A Letter to You from Our Chief Instigator
Dear Visitor to the WTSA Site,
Thank you for your interest in the World Trust
Signatories Association.
As one of the five Individual Experts in the High Level Experts Group
of the ITU's Global Cybersecurity Agenda, I have had the pleasure of
collaborating with some of the most talented people in the world of
information security. The insights they offered at our recent meeting
at ITU headquarters in Geneva were important and valuable.
And yet...
Because the charter and culture of the International
Telecommunication Union is all about consensus, I fear that an
abundance of insights and good intentions is
not going to win this struggle against the criminals and predators who
have turned the world's information infrastructure into a huge outdoor favela.

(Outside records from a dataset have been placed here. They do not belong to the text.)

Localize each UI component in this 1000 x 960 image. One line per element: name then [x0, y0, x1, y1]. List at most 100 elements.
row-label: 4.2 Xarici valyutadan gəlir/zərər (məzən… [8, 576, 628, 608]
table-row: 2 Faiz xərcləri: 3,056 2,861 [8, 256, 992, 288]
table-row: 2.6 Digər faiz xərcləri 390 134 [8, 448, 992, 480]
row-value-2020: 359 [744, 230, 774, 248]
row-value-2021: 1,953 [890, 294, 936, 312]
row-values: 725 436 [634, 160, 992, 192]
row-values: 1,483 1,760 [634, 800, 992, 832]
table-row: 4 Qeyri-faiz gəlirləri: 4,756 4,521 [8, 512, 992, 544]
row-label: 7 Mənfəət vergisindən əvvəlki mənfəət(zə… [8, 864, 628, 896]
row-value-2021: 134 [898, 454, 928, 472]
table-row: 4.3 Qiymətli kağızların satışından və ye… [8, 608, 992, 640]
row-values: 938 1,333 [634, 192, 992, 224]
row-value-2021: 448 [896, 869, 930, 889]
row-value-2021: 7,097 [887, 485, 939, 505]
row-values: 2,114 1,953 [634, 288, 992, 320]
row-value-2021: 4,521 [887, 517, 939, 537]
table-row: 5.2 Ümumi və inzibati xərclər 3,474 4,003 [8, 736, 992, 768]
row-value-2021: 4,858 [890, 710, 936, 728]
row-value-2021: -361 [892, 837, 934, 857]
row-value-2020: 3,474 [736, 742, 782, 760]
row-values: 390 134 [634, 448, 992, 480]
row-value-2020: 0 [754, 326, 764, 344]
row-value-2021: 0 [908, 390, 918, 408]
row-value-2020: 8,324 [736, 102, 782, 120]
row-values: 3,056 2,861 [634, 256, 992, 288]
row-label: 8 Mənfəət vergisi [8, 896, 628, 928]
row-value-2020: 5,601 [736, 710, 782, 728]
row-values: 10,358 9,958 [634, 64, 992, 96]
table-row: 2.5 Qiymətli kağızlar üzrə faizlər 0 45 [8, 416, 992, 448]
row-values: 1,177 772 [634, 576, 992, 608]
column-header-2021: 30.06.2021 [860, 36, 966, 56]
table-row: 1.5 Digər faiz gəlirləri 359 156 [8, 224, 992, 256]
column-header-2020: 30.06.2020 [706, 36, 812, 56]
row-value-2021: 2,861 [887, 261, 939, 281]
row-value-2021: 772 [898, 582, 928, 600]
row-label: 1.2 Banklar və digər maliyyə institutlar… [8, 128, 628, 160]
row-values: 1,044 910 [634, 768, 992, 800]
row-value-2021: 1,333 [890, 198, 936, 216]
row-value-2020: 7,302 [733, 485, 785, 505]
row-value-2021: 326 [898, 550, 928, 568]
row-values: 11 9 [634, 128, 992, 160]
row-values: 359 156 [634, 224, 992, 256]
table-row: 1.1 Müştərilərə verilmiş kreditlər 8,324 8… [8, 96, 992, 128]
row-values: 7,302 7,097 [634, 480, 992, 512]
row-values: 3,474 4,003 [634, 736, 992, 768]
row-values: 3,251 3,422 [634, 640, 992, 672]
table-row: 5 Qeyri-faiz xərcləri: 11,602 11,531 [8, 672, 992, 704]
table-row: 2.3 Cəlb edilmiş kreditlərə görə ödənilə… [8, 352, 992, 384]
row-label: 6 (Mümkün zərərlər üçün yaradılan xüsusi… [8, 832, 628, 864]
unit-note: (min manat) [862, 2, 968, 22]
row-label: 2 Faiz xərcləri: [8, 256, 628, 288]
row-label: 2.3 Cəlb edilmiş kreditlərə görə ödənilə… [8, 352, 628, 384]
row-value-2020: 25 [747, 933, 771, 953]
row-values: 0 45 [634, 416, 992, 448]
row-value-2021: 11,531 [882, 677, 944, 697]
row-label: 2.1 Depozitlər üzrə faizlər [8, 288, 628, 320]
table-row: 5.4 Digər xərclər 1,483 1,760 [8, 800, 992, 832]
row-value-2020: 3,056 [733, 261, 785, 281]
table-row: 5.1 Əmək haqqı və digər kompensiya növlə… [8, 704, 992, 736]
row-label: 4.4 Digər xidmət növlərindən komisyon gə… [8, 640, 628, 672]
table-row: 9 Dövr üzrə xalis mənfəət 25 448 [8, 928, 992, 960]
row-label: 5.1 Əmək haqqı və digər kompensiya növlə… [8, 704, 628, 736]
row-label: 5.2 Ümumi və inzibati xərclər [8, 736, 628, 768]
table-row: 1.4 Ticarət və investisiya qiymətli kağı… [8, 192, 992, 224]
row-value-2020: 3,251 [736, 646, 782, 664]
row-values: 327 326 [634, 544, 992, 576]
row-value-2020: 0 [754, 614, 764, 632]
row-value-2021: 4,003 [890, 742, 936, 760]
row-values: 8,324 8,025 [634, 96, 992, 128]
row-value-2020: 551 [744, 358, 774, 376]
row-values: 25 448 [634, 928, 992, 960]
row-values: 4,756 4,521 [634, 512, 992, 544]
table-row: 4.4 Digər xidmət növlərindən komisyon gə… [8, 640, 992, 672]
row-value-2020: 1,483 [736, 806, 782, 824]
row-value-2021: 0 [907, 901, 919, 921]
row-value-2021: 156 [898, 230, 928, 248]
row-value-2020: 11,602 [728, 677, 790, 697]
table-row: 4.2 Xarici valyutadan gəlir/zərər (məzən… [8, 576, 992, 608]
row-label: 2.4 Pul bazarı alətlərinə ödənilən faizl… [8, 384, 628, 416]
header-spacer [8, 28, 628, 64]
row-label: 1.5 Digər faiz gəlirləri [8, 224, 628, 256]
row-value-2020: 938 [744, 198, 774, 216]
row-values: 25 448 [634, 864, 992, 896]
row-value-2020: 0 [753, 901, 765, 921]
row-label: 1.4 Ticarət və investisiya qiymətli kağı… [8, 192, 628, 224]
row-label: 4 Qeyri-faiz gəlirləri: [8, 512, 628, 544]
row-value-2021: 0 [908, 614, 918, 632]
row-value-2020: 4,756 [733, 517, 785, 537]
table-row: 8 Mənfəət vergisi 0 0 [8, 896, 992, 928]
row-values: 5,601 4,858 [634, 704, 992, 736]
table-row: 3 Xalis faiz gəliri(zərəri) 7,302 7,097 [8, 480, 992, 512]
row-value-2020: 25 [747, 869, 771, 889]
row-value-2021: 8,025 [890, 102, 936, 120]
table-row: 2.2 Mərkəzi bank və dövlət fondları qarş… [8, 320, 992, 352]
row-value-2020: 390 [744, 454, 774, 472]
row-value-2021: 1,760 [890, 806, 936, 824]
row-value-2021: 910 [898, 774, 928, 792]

If the Internet has brought about a global village, this village
is a sad slum
where we desperately guard our wallets and our children, expecting the
worst and frequently
getting it.
We believe we have the solution. And we ask that you suspend judgment
on this admittedly audacious claim long enough to examine it.
Our solution consists of a twelve-part set of methods and procedures
and standards that are adopted, mostly intact, from the worlds of
certification and real estate. While its originators, Hamadoun
Touré
and Alexander Ntoko, had named the initiative, my writing a
book about it required that I give a name to that which was being
initiated. I came up with the Quiet
Enjoyment Infrastructure. (Drs. Touré and
Ntoko must have liked it, as the meeting they hosted at ITU
headquarters on March 7, 2005 was called the Quiet Enjoyment
Infrastructure Meeting.)
The World e-Trust Initiative and the Quiet Enjoyment Infrastructure
surely benefitted from a rare opportunity to initiate something big at
the
ITU without the burden of gaining the consensus of most of the world's
nations and its sector member organizations. Then,
a year
ago, the membership of the ITU recognized Dr. Touré's
extraordinary talents and
leadership qualities by electing him Secretary General.
Dr. Touré's newfound authority would at first appear to give
our
initiative a big boost. But now he represents the entire ITU, in all
its consensus-driven-ness. Now all voices must be heard before action
is
taken. As the recent Global Cybersecurity Agenda meeting reminded me,
there are lots and lots of voices. And certainly more than one agenda.
Missing from those voices are voices of individuals. Not official
delegates of telecommunications ministries, NGOs and other sector
member organizations, but ordinary individuals like you and me. (Well,
OK, I work for an ITU sector member organization and WTSA sponsor but
here I
speak for myself and my family.)
Please take a good look at the World e-Trust Initiative / Quiet
Enjoyment Infrastructure. Challenge its assumptions and assertions. If
it passes your tests and if you agree that it deserves
the support of the one organization in the world that legitimately has
the duly constituted public authority to apply standards in the same
manner that your city's
buildings department applies building codes, then please sign our
Memorandum of Support.
We think the leadership of the ITU will be delighted and encouraged to
learn that everyday users of the Internet think that in this situation
bold initiatives based upon sound designs and detailed plans should
trump endless years of meetings.
Sincerely,
Wes Kussmaul
Parent of Young Internet Users
The Memorandum of Support
To Drs. Hamadoun Touré and
Alexander Ntoko
We who have signed this Memorandum of Support have read the
International Telecommunication Union's
World e-Trust Memorandum of Understanding
"the MoU". We
are individuals
and thus are not eligible to become signatories to the MoU.
Notwithstanding that ineligibility, we are in support of the objectives
and methods described the MoU.
We understand that the Charter of the International Telecommunication
Union specifies that its actions be governed by the consensus of its
members. We further understand
that the ITU's Global Cybersecurity Agenda, its Botnet Mitigation
initiative, and other efforts to reduce fraud, predation, crime and the
spread of malware via the Internet
must be managed in accordance with the ITU Charter.
However, we feel that the increasing incidence of such online fraud,
predation, crime and spread of malware calls for decisive action by the
ITU's leadership. We believe
that it is the intent of the ITU's leadership to produce and implement
plans to mitigate these problems as quickly as possible. Hereby we the
Signatories to the World Trust Memorandum of Support go on record as
encouraging the leadership of the ITU to proceed with all due speed
and decisiveness in solving the problems of fraud, predation, crime,
invasion of privacy and
the spread of malware on the Internet.